El entrenador argentino enfatizó que los dos recientes partidos amistosos contra Afganistán fueron muy importantes para marcar el rumbo del torneo asiático. "Al enfrentarnos a equipos del Sudeste Asiático como Indonesia, Tailandia, Malasia o Myanmar, el nivel físico y técnico es comparable".
"Pero cuando nos enfrentamos a otros rivales en Asia con diferentes niveles de preparación física y calidad de juego, necesitamos elevar el nivel. Los dos partidos contra Afganistán me ayudaron a comprender mejor cómo trabajar en los próximos días para prepararme para los partidos contra rivales de ese nivel", expresó el entrenador Diego Giustozzi.
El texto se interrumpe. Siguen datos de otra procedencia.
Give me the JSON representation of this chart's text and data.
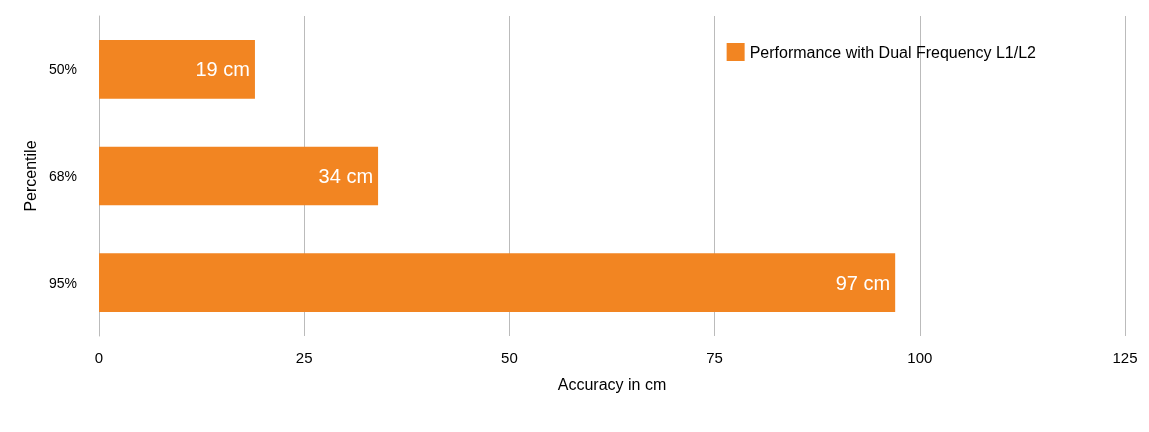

En el Campeonato de Futsal de la AFC 2026, la selección nacional de Vietnam (puesto 20 del mundo ) se encuentra en el Grupo B. Se enfrentará a Kuwait (puesto 40 del mundo) mañana, 27 de enero; a Líbano (puesto 54 del mundo) el 29 de enero; y a Tailandia (puesto 11 del mundo) el 31 de enero. Según los expertos, este es un grupo manejable para el equipo del entrenador Diego Giustozzi, lo que le permitirá asegurar uno de los dos primeros puestos para avanzar a cuartos de final.
El mayor logro de la selección vietnamita en competiciones continentales fue llegar a semifinales en 2016, clasificándose así a la Copa Mundial de Futsal de la FIFA por primera vez en la historia. Con la plantilla actual y un grupo y cuadro relativamente favorables, la posibilidad de que Thai Huy y sus compañeros repitan ese logro de hace 10 años es totalmente plausible.